As touched upon in our blog leading up to this one, end-users drive trends and consumer journeys. Their thirst for readily-available, constantly evolving encounters is quite literally unquenchable. Customised experiences are in higher demand than has ever been the case.
Companies that embrace “disruptive tech” as augmented reality has come to be defined, have the best possible opportunity to remain on the cutting edge of personalization. Augmented Reality can no longer be confined to the ambit of movies or gaming, and paired with machine learning, lucrative businesses prospects are in endless supply. Aspects like computer vision and artificial intelligence contribute collectively to bring AR principles into the “real world”.
Let’s use “search” as the one criterion where augmented reality can truly be a game-changer. Searches have always been text-dominated – you type words into a “search” cache and results are forthcoming. But soon submitting a query to Google by “typing” it became either old-fashioned or too much of a hassle… Some folks even entertain the thought that spelling (or the self-consciousness associated with incorrect spelling) weighed in on the move away from typing to speaking of “voice search”. A voice command is now effectively the norm when using tech – from driving, past Spotify, all the way up to Netflix.
What if machine learning can afford companies the option to implement visual search? A truly convenient and super-simple scenario can now be created. Shoppers could upload pictures to a website and “search” similar items. Through machine learning, computers are able to “see/identify” detail and match related items across a company’s inventory. Better yet, this process can happen directly on the web, in-the-moment so to speak. Now AR can be incorporated to “try on” those items. The level of customer satisfaction will undoubtedly soar along with the amount of data that can be accumulated and repurposed at a later time for frame of reference or re-marketing.
If we forget about the consumer for a moment (just a minute, not to worry) and look at stock and inventory management, the logistical ease that AR brings to the equation cannot be overlooked. Imagine the quality and clarity of instructions that come with/through the aid of AR headsets… Visual order picking, exact object-location and a host of other relevant Intel is available at the “flick of a switch”… and what a switch it could be?! In terms of training the advantages are also valuable as it relates to both curbing of costs and limiting danger. The goal is surely to be able to use the capabilities of ML as the foundation for AR-based, realistic instruction.

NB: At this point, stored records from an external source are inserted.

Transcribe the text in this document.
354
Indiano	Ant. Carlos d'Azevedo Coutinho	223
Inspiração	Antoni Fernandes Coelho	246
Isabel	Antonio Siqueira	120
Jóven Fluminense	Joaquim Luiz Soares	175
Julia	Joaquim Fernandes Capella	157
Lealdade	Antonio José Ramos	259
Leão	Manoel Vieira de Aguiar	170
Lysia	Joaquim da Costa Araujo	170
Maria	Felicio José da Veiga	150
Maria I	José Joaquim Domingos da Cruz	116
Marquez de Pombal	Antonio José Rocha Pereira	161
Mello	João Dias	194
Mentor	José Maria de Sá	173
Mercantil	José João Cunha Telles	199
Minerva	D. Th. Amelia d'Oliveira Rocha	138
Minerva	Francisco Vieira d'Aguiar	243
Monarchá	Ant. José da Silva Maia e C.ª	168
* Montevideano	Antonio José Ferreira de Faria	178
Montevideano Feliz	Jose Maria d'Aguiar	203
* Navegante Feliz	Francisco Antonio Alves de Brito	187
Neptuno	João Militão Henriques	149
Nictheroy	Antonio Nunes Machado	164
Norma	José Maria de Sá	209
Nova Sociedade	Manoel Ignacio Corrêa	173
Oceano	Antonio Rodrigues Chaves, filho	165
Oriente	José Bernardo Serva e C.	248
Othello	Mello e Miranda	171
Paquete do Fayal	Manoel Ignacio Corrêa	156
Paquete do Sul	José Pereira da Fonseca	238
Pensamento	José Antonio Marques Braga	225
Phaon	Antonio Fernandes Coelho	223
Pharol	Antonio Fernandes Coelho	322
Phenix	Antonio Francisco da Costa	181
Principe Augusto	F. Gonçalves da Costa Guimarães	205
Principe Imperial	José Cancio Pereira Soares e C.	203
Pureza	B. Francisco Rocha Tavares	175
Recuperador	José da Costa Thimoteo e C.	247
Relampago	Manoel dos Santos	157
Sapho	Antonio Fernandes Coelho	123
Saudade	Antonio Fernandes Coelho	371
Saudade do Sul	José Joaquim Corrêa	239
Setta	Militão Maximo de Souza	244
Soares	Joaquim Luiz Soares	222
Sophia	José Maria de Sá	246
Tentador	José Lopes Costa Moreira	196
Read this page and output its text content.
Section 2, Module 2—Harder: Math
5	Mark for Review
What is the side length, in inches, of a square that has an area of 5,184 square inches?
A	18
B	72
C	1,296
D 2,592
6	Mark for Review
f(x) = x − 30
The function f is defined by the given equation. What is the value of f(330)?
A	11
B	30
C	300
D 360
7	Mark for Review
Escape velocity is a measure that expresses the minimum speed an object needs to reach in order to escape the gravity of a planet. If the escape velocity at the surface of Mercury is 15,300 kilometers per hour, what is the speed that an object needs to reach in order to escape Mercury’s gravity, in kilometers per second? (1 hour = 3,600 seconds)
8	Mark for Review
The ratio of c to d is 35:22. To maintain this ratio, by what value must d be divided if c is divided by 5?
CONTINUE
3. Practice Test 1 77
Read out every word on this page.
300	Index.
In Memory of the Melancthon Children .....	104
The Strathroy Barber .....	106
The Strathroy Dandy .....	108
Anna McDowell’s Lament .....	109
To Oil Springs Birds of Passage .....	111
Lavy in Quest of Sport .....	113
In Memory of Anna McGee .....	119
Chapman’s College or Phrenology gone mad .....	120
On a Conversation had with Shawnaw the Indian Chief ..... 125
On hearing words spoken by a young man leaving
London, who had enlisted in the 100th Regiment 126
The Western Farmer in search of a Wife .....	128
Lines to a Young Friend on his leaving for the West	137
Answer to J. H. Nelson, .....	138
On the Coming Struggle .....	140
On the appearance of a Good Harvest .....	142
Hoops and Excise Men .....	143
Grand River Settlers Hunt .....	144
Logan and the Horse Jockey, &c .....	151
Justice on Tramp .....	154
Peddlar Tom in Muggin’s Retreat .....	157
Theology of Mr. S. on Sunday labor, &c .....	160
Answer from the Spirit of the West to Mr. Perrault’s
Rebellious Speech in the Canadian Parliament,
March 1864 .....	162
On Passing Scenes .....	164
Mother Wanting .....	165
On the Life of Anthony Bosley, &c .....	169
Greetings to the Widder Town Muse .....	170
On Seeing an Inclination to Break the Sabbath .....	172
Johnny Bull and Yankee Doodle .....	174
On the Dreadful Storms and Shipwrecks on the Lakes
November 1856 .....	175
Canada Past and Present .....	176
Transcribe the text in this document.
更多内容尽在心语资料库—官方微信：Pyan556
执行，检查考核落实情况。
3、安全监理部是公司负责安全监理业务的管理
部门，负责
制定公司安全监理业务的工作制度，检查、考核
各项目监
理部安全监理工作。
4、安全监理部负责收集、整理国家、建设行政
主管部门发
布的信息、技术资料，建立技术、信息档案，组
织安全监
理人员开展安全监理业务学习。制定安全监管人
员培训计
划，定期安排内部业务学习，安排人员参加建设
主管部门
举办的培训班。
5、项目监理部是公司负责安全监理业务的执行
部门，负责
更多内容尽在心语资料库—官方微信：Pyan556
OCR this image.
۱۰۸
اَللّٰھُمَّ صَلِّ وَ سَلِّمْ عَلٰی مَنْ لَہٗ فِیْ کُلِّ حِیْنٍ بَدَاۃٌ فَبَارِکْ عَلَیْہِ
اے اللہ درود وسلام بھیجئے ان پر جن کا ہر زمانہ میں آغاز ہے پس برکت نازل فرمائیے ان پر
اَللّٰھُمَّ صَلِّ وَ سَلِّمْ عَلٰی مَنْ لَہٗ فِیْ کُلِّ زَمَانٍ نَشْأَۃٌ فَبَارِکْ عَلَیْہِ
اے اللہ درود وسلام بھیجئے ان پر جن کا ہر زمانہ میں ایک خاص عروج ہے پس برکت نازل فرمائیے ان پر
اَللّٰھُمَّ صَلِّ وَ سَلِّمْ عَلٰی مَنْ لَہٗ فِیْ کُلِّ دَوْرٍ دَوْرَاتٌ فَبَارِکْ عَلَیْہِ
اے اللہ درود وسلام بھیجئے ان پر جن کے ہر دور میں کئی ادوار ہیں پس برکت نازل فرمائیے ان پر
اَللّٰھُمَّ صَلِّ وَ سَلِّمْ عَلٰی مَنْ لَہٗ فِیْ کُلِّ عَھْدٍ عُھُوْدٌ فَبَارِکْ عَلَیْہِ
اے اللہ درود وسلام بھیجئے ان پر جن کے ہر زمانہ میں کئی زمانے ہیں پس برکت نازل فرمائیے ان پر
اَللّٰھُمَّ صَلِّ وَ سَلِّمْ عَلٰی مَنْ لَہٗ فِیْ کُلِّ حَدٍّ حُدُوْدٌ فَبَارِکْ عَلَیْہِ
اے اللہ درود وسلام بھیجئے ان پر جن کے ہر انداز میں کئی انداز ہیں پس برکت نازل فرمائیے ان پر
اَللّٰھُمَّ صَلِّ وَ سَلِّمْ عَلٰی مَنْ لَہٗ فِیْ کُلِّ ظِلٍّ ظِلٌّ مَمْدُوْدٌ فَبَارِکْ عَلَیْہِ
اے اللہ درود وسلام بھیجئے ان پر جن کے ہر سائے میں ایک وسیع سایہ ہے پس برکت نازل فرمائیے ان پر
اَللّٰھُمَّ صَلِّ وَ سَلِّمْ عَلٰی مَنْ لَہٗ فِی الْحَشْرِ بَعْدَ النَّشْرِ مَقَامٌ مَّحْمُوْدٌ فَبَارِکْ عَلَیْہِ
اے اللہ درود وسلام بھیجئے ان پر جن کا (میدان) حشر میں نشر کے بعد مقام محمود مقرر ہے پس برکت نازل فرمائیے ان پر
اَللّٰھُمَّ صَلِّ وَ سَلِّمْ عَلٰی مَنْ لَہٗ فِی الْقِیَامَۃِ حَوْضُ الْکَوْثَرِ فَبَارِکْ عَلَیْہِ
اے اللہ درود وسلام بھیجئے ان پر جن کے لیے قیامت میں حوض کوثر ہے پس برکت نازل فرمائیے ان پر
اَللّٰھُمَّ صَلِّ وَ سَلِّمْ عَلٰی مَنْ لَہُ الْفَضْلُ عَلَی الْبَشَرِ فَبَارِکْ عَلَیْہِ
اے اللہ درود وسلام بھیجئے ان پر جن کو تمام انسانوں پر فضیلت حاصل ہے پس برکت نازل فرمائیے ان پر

Again, the key is personalising and how ML could customise educational experiences designed to take advantage of a specific employee’s current knowledge, knowledge gaps, and best learning practices. Once this foundation is determined it can (and should be) used for further training that assimilates with the job itself. The possibilities are endless, and the technological advances are too great to overlook. It is the belief of Practeria and many other companies like that baseless (and fear-based) stereotypes concerning AR and ML should be eradicated.